The art of stage-craft: A dramaturgical perspective on strategic change
通过研究新战略团队的引入与撤除,提出戏剧学理论,区分前台表演与后台工作,以及预防性与纠正性实践,揭示战略安排变革的戏剧动态。
This article contributes to our understanding of how organisations change the set of practices and practitioners involved in strategising, what we term the ‘strategy arrangement’. Drawing on insights from a qualitative study of the introduction and subsequent removal of a new strategy team, we develop a dramaturgical theory of the practices involved in changing strategy arrangements. First, we conceptualise the relationship between the frontstage performances where impressions are generated and the backstage work that takes place to craft and control those impressions. Second, we distinguish between preventive practices designed to ‘stage the show’, where foresight is used to imagine the impressions of the audience and inform the design of the show, and corrective practices designed to ‘save the show’, where the desired impression has been discredited and repair is needed to restore the desired impression.

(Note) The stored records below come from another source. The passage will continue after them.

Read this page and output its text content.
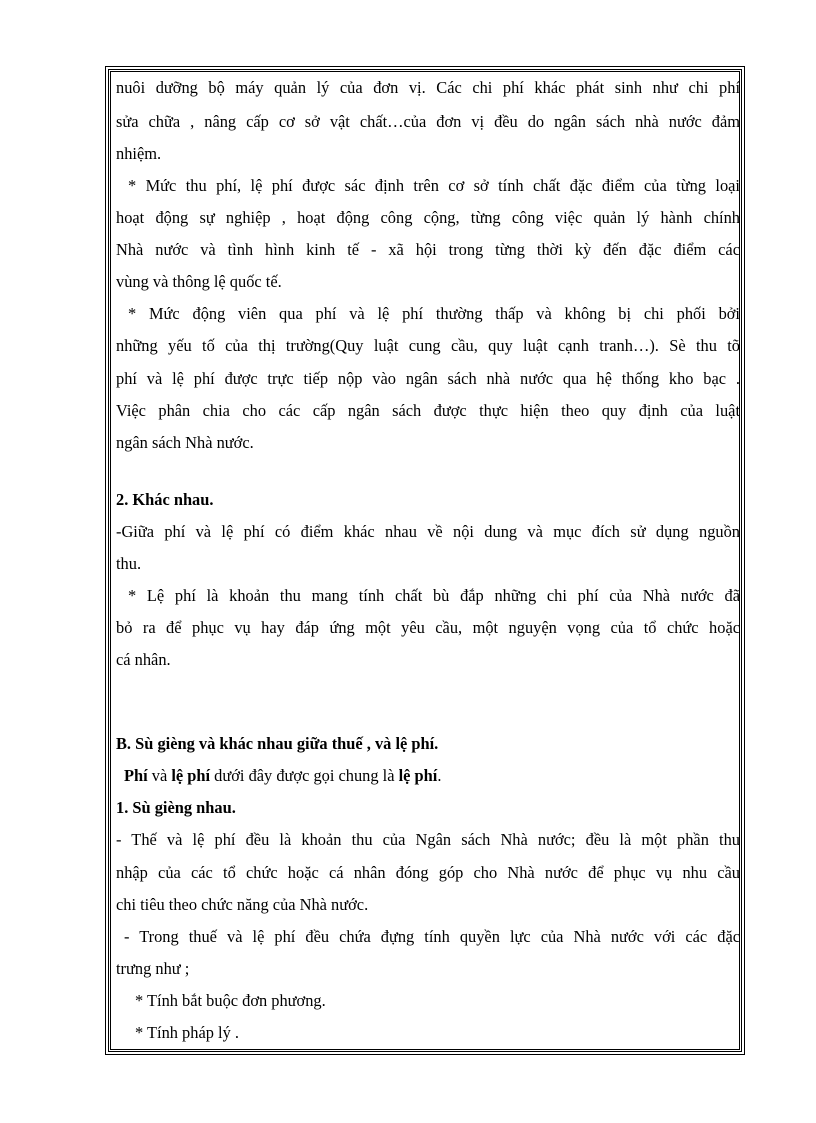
nuôi dưỡng bộ máy quản lý của đơn vị. Các chi phí khác phát sinh như chi phí
sửa chữa , nâng cấp cơ sở vật chất…của đơn vị đều do ngân sách nhà nước đảm
nhiệm.
* Mức thu phí, lệ phí được sác định trên cơ sở tính chất đặc điểm của từng loại
hoạt động sự nghiệp , hoạt động công cộng, từng công việc quản lý hành chính
Nhà nước và tình hình kinh tế - xã hội trong từng thời kỳ đến đặc điểm các
vùng và thông lệ quốc tế.
* Mức động viên qua phí và lệ phí thường thấp và không bị chi phối bởi
những yếu tố của thị trường(Quy luật cung cầu, quy luật cạnh tranh…). Sè thu tõ
phí và lệ phí được trực tiếp nộp vào ngân sách nhà nước qua hệ thống kho bạc .
Việc phân chia cho các cấp ngân sách được thực hiện theo quy định của luật
ngân sách Nhà nước.
2. Khác nhau.
-Giữa phí và lệ phí có điểm khác nhau về nội dung và mục đích sử dụng nguồn
thu.
* Lệ phí là khoản thu mang tính chất bù đắp những chi phí của Nhà nước đã
bỏ ra để phục vụ hay đáp ứng một yêu cầu, một nguyện vọng của tổ chức hoặc
cá nhân.
B. Sù gièng và khác nhau giữa thuế , và lệ phí.
Phí và lệ phí dưới đây được gọi chung là lệ phí.
1. Sù gièng nhau.
- Thế và lệ phí đều là khoản thu của Ngân sách Nhà nước; đều là một phần thu
nhập của các tổ chức hoặc cá nhân đóng góp cho Nhà nước để phục vụ nhu cầu
chi tiêu theo chức năng của Nhà nước.
- Trong thuế và lệ phí đều chứa đựng tính quyền lực của Nhà nước với các đặc
trưng như ;
* Tính bắt buộc đơn phương.
* Tính pháp lý .
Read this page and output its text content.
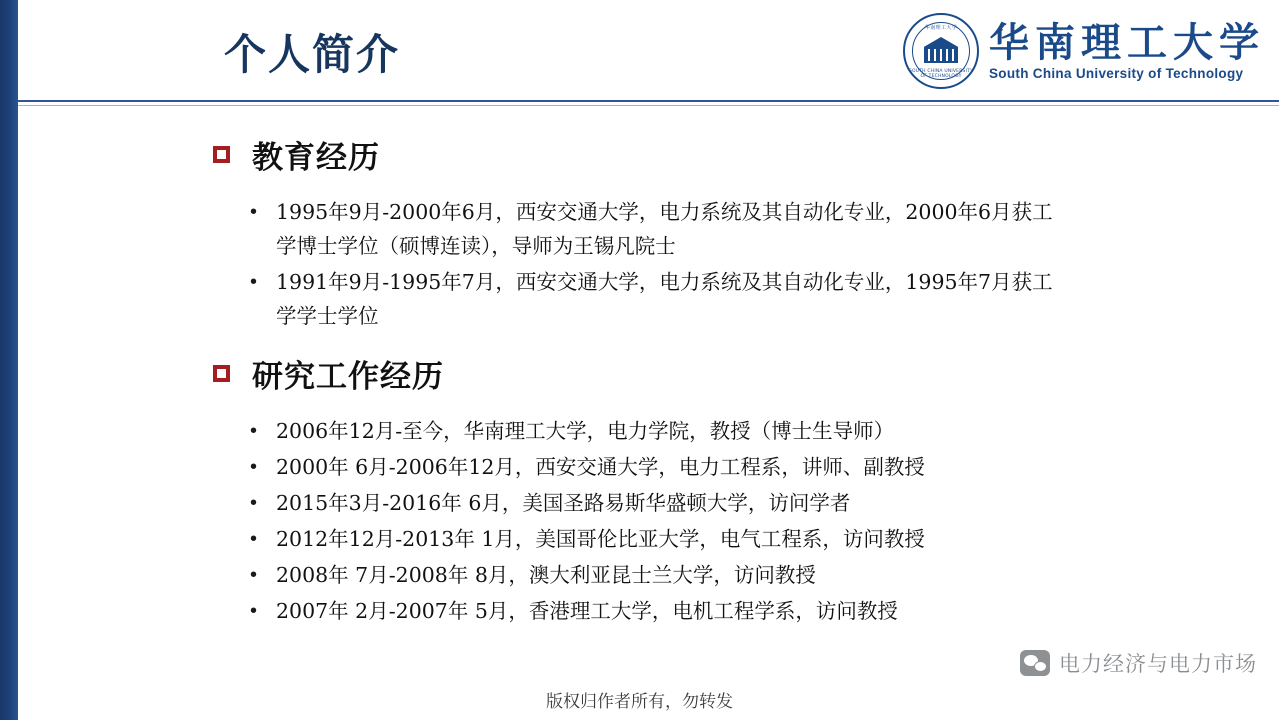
个人简介
华南理工大学
SOUTH CHINA UNIVERSITY OF TECHNOLOGY
华南理工大学
South China University of Technology
教育经历
• 1995年9月-2000年6月，西安交通大学，电力系统及其自动化专业，2000年6月获工学博士学位（硕博连读），导师为王锡凡院士
• 1991年9月-1995年7月，西安交通大学，电力系统及其自动化专业，1995年7月获工学学士学位
研究工作经历
• 2006年12月-至今，华南理工大学，电力学院，教授（博士生导师）
• 2000年 6月-2006年12月，西安交通大学，电力工程系，讲师、副教授
• 2015年3月-2016年 6月，美国圣路易斯华盛顿大学，访问学者
• 2012年12月-2013年 1月，美国哥伦比亚大学，电气工程系，访问教授
• 2008年 7月-2008年 8月，澳大利亚昆士兰大学，访问教授
• 2007年 2月-2007年 5月，香港理工大学，电机工程学系，访问教授
电力经济与电力市场
版权归作者所有，勿转发
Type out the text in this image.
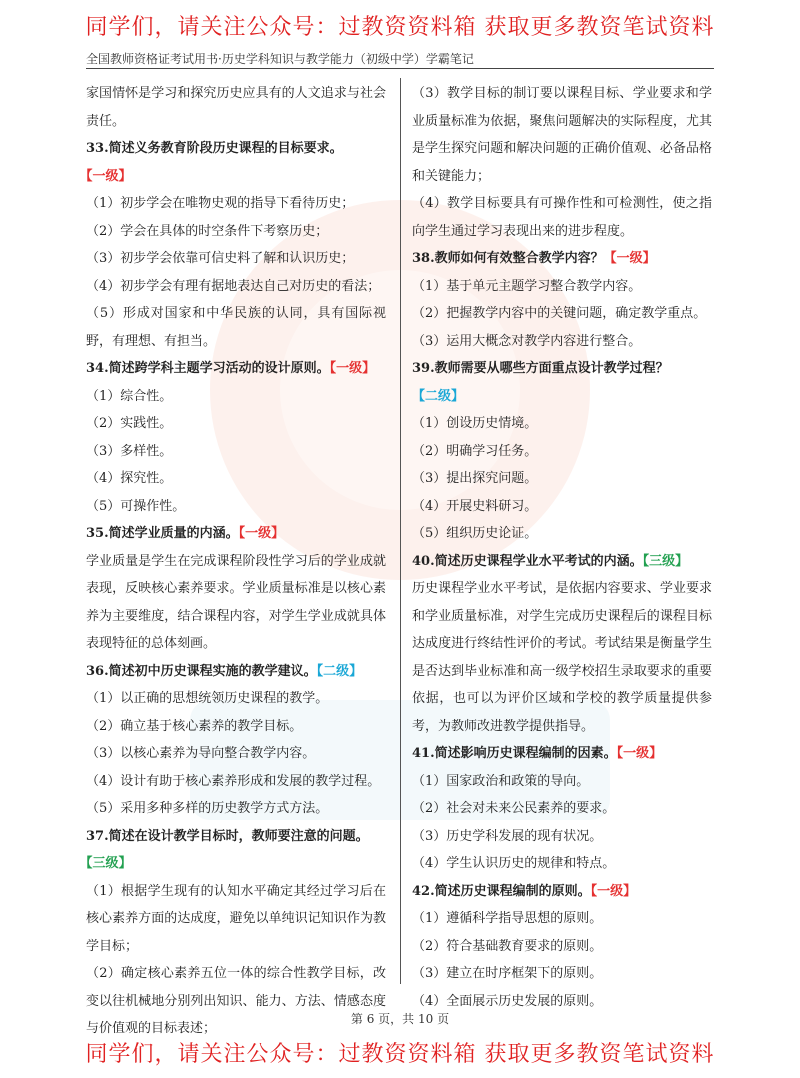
同学们，请关注公众号：过教资资料箱 获取更多教资笔试资料
全国教师资格证考试用书·历史学科知识与教学能力（初级中学）学霸笔记
家国情怀是学习和探究历史应具有的人文追求与社会责任。
33.简述义务教育阶段历史课程的目标要求。【一级】
（1）初步学会在唯物史观的指导下看待历史；
（2）学会在具体的时空条件下考察历史；
（3）初步学会依靠可信史料了解和认识历史；
（4）初步学会有理有据地表达自己对历史的看法；
（5）形成对国家和中华民族的认同，具有国际视野，有理想、有担当。
34.简述跨学科主题学习活动的设计原则。【一级】
（1）综合性。
（2）实践性。
（3）多样性。
（4）探究性。
（5）可操作性。
35.简述学业质量的内涵。【一级】
学业质量是学生在完成课程阶段性学习后的学业成就表现，反映核心素养要求。学业质量标准是以核心素养为主要维度，结合课程内容，对学生学业成就具体表现特征的总体刻画。
36.简述初中历史课程实施的教学建议。【二级】
（1）以正确的思想统领历史课程的教学。
（2）确立基于核心素养的教学目标。
（3）以核心素养为导向整合教学内容。
（4）设计有助于核心素养形成和发展的教学过程。
（5）采用多种多样的历史教学方式方法。
37.简述在设计教学目标时，教师要注意的问题。【三级】
（1）根据学生现有的认知水平确定其经过学习后在核心素养方面的达成度，避免以单纯识记知识作为教学目标；
（2）确定核心素养五位一体的综合性教学目标，改变以往机械地分别列出知识、能力、方法、情感态度与价值观的目标表述；
（3）教学目标的制订要以课程目标、学业要求和学业质量标准为依据，聚焦问题解决的实际程度，尤其是学生探究问题和解决问题的正确价值观、必备品格和关键能力；
（4）教学目标要具有可操作性和可检测性，使之指向学生通过学习表现出来的进步程度。
38.教师如何有效整合教学内容？【一级】
（1）基于单元主题学习整合教学内容。
（2）把握教学内容中的关键问题，确定教学重点。
（3）运用大概念对教学内容进行整合。
39.教师需要从哪些方面重点设计教学过程？【二级】
（1）创设历史情境。
（2）明确学习任务。
（3）提出探究问题。
（4）开展史料研习。
（5）组织历史论证。
40.简述历史课程学业水平考试的内涵。【三级】
历史课程学业水平考试，是依据内容要求、学业要求和学业质量标准，对学生完成历史课程后的课程目标达成度进行终结性评价的考试。考试结果是衡量学生是否达到毕业标准和高一级学校招生录取要求的重要依据，也可以为评价区域和学校的教学质量提供参考，为教师改进教学提供指导。
41.简述影响历史课程编制的因素。【一级】
（1）国家政治和政策的导向。
（2）社会对未来公民素养的要求。
（3）历史学科发展的现有状况。
（4）学生认识历史的规律和特点。
42.简述历史课程编制的原则。【一级】
（1）遵循科学指导思想的原则。
（2）符合基础教育要求的原则。
（3）建立在时序框架下的原则。
（4）全面展示历史发展的原则。
第 6 页，共 10 页
同学们，请关注公众号：过教资资料箱 获取更多教资笔试资料
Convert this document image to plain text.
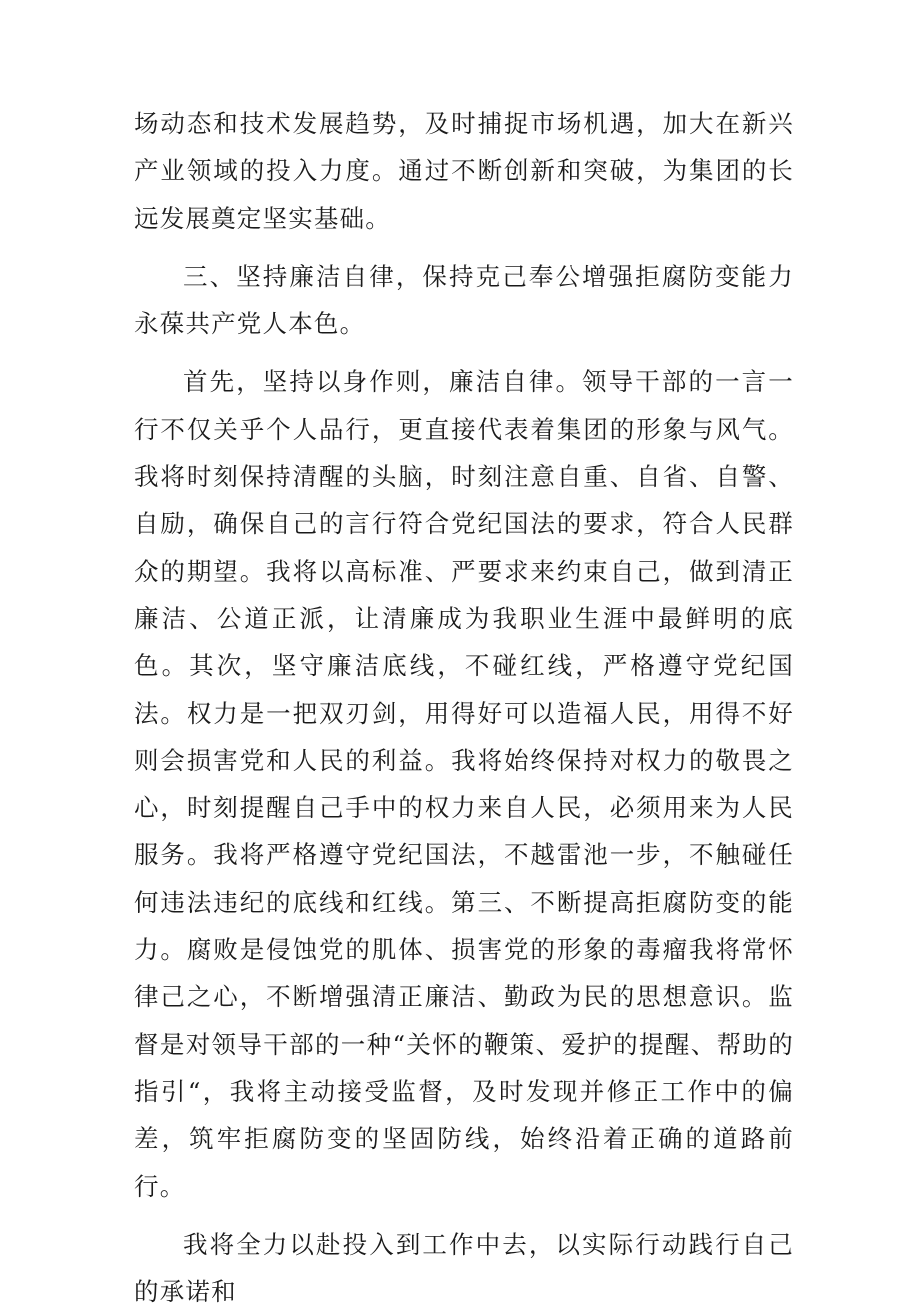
场动态和技术发展趋势，及时捕捉市场机遇，加大在新兴产业领域的投入力度。通过不断创新和突破，为集团的长远发展奠定坚实基础。

三、坚持廉洁自律，保持克己奉公增强拒腐防变能力永葆共产党人本色。

首先，坚持以身作则，廉洁自律。领导干部的一言一行不仅关乎个人品行，更直接代表着集团的形象与风气。我将时刻保持清醒的头脑，时刻注意自重、自省、自警、自励，确保自己的言行符合党纪国法的要求，符合人民群众的期望。我将以高标准、严要求来约束自己，做到清正廉洁、公道正派，让清廉成为我职业生涯中最鲜明的底色。其次，坚守廉洁底线，不碰红线，严格遵守党纪国法。权力是一把双刃剑，用得好可以造福人民，用得不好则会损害党和人民的利益。我将始终保持对权力的敬畏之心，时刻提醒自己手中的权力来自人民，必须用来为人民服务。我将严格遵守党纪国法，不越雷池一步，不触碰任何违法违纪的底线和红线。第三、不断提高拒腐防变的能力。腐败是侵蚀党的肌体、损害党的形象的毒瘤我将常怀律己之心，不断增强清正廉洁、勤政为民的思想意识。监督是对领导干部的一种“关怀的鞭策、爱护的提醒、帮助的指引“，我将主动接受监督，及时发现并修正工作中的偏差，筑牢拒腐防变的坚固防线，始终沿着正确的道路前行。

我将全力以赴投入到工作中去，以实际行动践行自己的承诺和
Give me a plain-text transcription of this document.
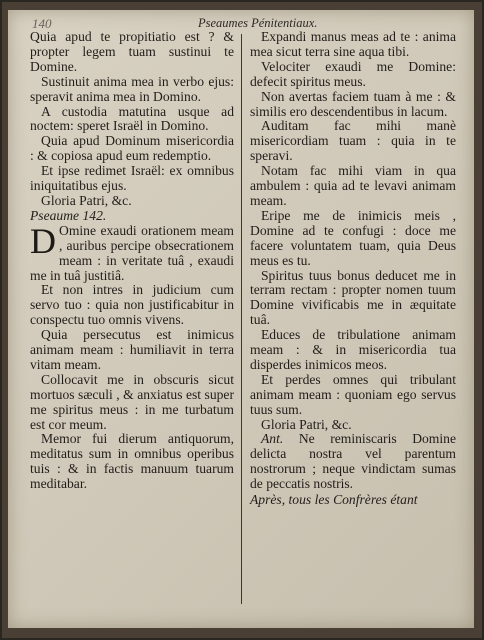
140	Pseaumes Pénitentiaux.

Quia apud te propitiatio est ? & propter legem tuam sustinui te Domine.

Sustinuit anima mea in verbo ejus: speravit anima mea in Domino.

A custodia matutina usque ad noctem: speret Israël in Domino.

Quia apud Dominum misericordia : & copiosa apud eum redemptio.

Et ipse redimet Israël: ex omnibus iniquitatibus ejus.

Gloria Patri, &c.

Pseaume 142.

D Omine exaudi orationem meam , auribus percipe obsecrationem meam : in veritate tuâ , exaudi me in tuâ justitiâ.

Et non intres in judicium cum servo tuo : quia non justificabitur in conspectu tuo omnis vivens.

Quia persecutus est inimicus animam meam : humiliavit in terra vitam meam.

Collocavit me in obscuris sicut mortuos sæculi , & anxiatus est super me spiritus meus : in me turbatum est cor meum.

Memor fui dierum antiquorum, meditatus sum in omnibus operibus tuis : & in factis manuum tuarum meditabar.

Expandi manus meas ad te : anima mea sicut terra sine aqua tibi.

Velociter exaudi me Domine: defecit spiritus meus.

Non avertas faciem tuam à me : & similis ero descendentibus in lacum.

Auditam fac mihi manè misericordiam tuam : quia in te speravi.

Notam fac mihi viam in qua ambulem : quia ad te levavi animam meam.

Eripe me de inimicis meis , Domine ad te confugi : doce me facere voluntatem tuam, quia Deus meus es tu.

Spiritus tuus bonus deducet me in terram rectam : propter nomen tuum Domine vivificabis me in æquitate tuâ.

Educes de tribulatione animam meam : & in misericordia tua disperdes inimicos meos.

Et perdes omnes qui tribulant animam meam : quoniam ego servus tuus sum.

Gloria Patri, &c.

Ant. Ne reminiscaris Domine delicta nostra vel parentum nostrorum ; neque vindictam sumas de peccatis nostris.

Après, tous les Confrères étant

Third and finally, we distinguish between the more innocuous backstage practice of rehearsing, the ‘behind the scenes’ work that involves taking up the roles of actor, playwright, director, audience and critic to craft the show, and the less innocuous practice of conspiring, where team members work ‘behind the backs’ of the audience to construct false impressions. In so doing, we seek to advance strategy-as-practice research by developing a dramaturgical theory of practice that captures the theatrical dynamics of strategic change.